8-letni chłopiec wyjechał z posesji prosto na drogę. Uderzył w niego samochód. - To cud, że dziecko doznało tylko zadrapań i otarć – podkreślają policjanci.
Chłopiec w poniedziałek jeździł po podwórku przy domu w Bobrownikach Wielkich (Małopolska). W pewnym momencie wyjechał za bramę na drogę, prosto pod nadjeżdżający samochód.
- Kierowca nie miał możliwości reakcji, co w konsekwencji zakończyło się potrąceniem młodego cyklisty – mówi Sebastian Gleń, rzecznik prasowy małopolskiej policji.
"To cud"
Na miejsce wezwano pogotowie i policję. Ratownicy udzielili 8-latkowi pomocy, a następnie zabrali go do szpitala na szczegółowe badania.

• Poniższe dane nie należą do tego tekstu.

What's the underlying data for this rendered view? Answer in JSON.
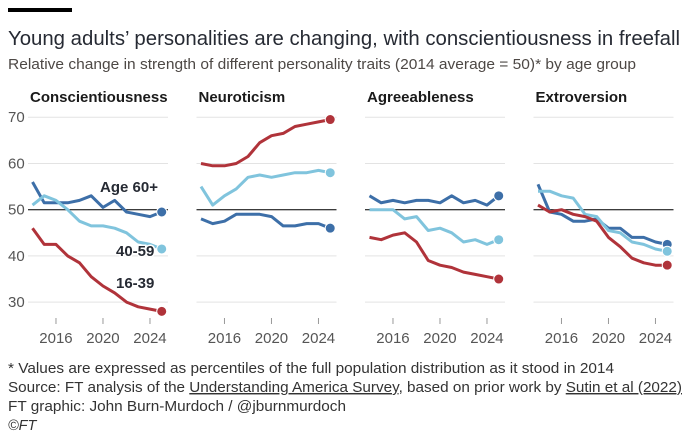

- Po kilku godzinach informacje, które dotarły do policjantów ruchu drogowego z tarnowskiego szpitala, uspokoiły zarówno rodziców, kierowcę osobówki, jak i samych policjantów. Patrząc na uszkodzenia samochodu, to cud, że dziecko doznało tylko zadrapań i otarć – zauważa Gleń.
Teraz policyjne dochodzenie pomoże ustalić, jak doszło do tego zdarzenia. Będą je prowadzić policjanci tarnowskiej komendy miejskiej.